Mas, o grande sucesso foi mesmo o História das Malocas, escrito por Osvaldo Molles (o Adoniran, com seu sotaque italiano, o chama de Molichi...) e inspirado no sucesso da música "Saudosa Maloca".

A galeria de tipos é inesquecível: a Teresoca, o Trabucão, Panela de Pressão, Pafunça. E o principal deles, "um preto da favela, vagabundo, que não faz nada", marcaria época, interpretado por Adoniran: o Charutinho.
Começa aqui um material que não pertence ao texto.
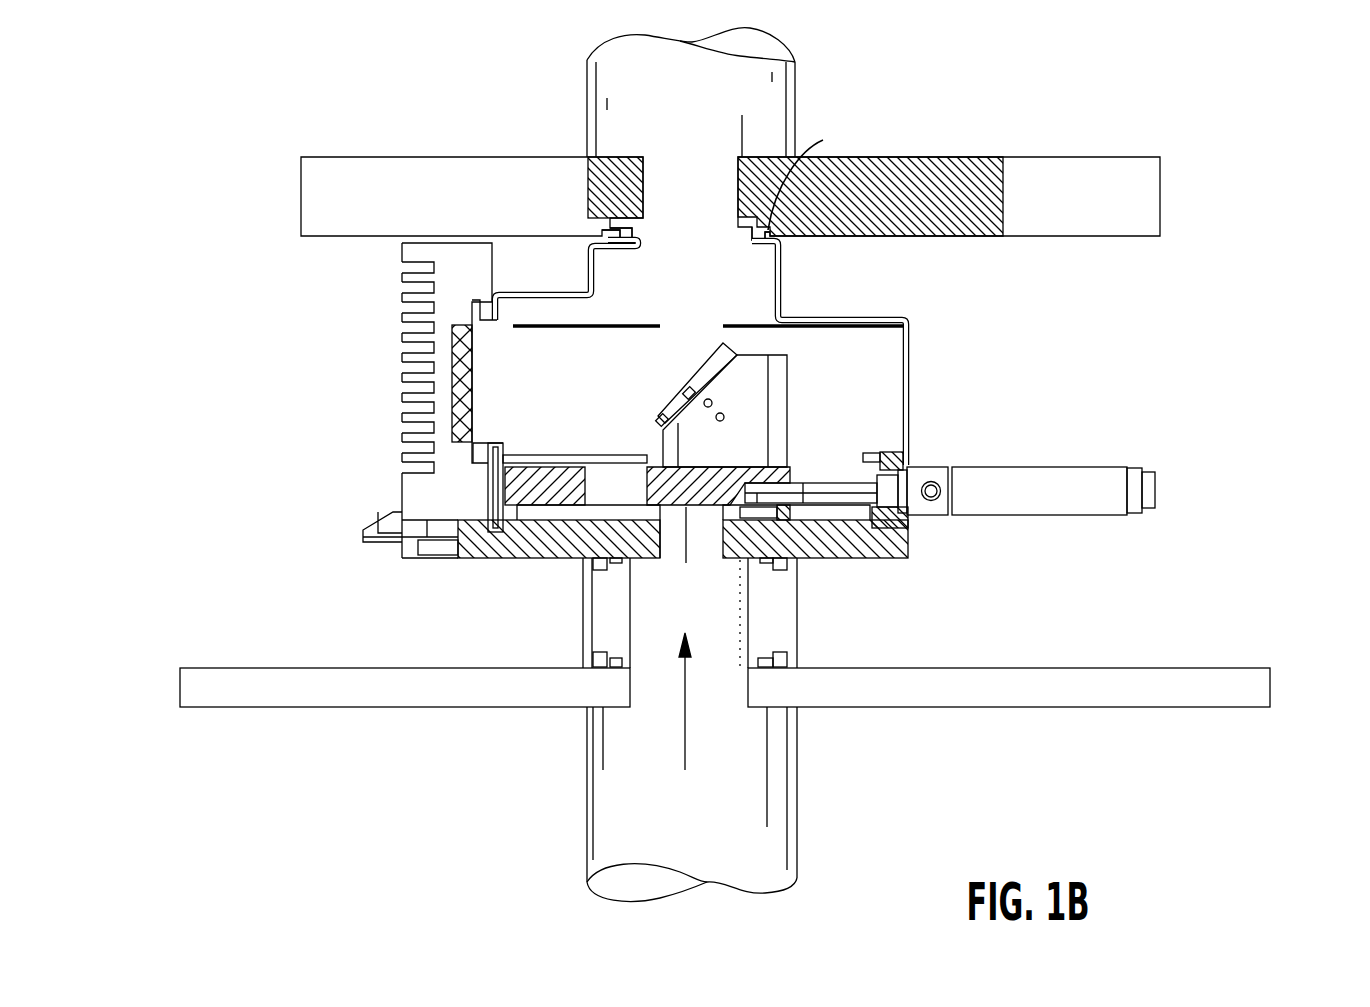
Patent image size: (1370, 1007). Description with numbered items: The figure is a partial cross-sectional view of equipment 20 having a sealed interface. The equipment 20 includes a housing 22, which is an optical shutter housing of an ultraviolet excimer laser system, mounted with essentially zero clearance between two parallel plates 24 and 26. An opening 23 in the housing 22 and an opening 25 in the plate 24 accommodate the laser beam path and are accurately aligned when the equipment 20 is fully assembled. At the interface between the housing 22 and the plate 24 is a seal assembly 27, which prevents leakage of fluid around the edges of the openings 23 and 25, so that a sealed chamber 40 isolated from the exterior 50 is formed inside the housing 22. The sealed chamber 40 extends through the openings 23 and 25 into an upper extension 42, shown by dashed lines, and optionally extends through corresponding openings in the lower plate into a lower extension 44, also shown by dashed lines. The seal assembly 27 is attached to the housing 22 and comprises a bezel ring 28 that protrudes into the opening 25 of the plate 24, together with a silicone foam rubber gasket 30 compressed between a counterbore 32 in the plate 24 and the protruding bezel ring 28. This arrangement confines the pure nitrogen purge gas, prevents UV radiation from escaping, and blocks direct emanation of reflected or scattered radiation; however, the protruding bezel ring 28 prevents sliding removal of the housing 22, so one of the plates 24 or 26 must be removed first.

Estreado em 1955, o personagem Charutinho seu maior sucesso no rádio, no programa História das Malocas de Oswaldo Molles.

[Trata-se de mais um dos personagens curiosos baseados no carismático presidente do Corinthians, Alfredo Ignácio Trindade. Outro deles é o político populista vivido por José Lewgoy no filme Terra em Transe, de Glauber Rocha.]


O História das Malocas ficou no ar de 1954 a 1968, em dois horários: domingo às 12h e sexta-feira às 21h. Adoniran diz que ele foi o programa humorístico de maior audiência do rádio brasileiro, graças ao talento de Molles ("igual a esse não apareceu mais nenhum e nem vai aparecer").

Perguntado se ele próprio, Adoniran, chegava a criar alguma piada. Ele responde: "Eu não. E nem precisava, que eu falando já era uma piada."


Adoniran compôs de forma descontínua: "Joga a Chave", "Malvina" e "Iracema", em 1943; pausa até 1950, ano de "Saudosa Maloca", "Samba do Arnesto" e "Os Mimoso Colibri"; novo lapso até 1956, quando suas composições antigos fazem sucesso na interpretação dos Demônios da Garoa e ele se anima a uma parceria com Vinícius de Moraes, "Bom Dia Tristeza", que Aracy de Almeida gravou.


Em 1949, Adoniran casa-se pela 2ª vez com Matilde de Lutiis, que será sua companheira por mais de 30 anos, inclusive parceira de composição em músicas como Pra que chorar? e A Garoa vem Descendo.

Sua estréia no cinema se dá em 1945 no filme PIF-PAF, seguido de "Caídos do Céu", em 1946, ambos dirigidos por Ademar Gonzaga. Participou também, como ator, das primeiras telenovelas da TV Tupi, como A pensão de D. Isaura. Seu melhor desempenho no cinema, acontece no filme O Cangaceiro, de Lima Barreto, na Vera Cruz.


Compõe inúmeras músicas de sucesso, quase sempre gravadas pelos Demônios da Garoa. As músicas Malvina e Joga a Chave foram premiadas em concursos carnavalescos de São Paulo. Destacam-se Samba do Ernesto, Trem das Onze, Saudosa Maloca, etc.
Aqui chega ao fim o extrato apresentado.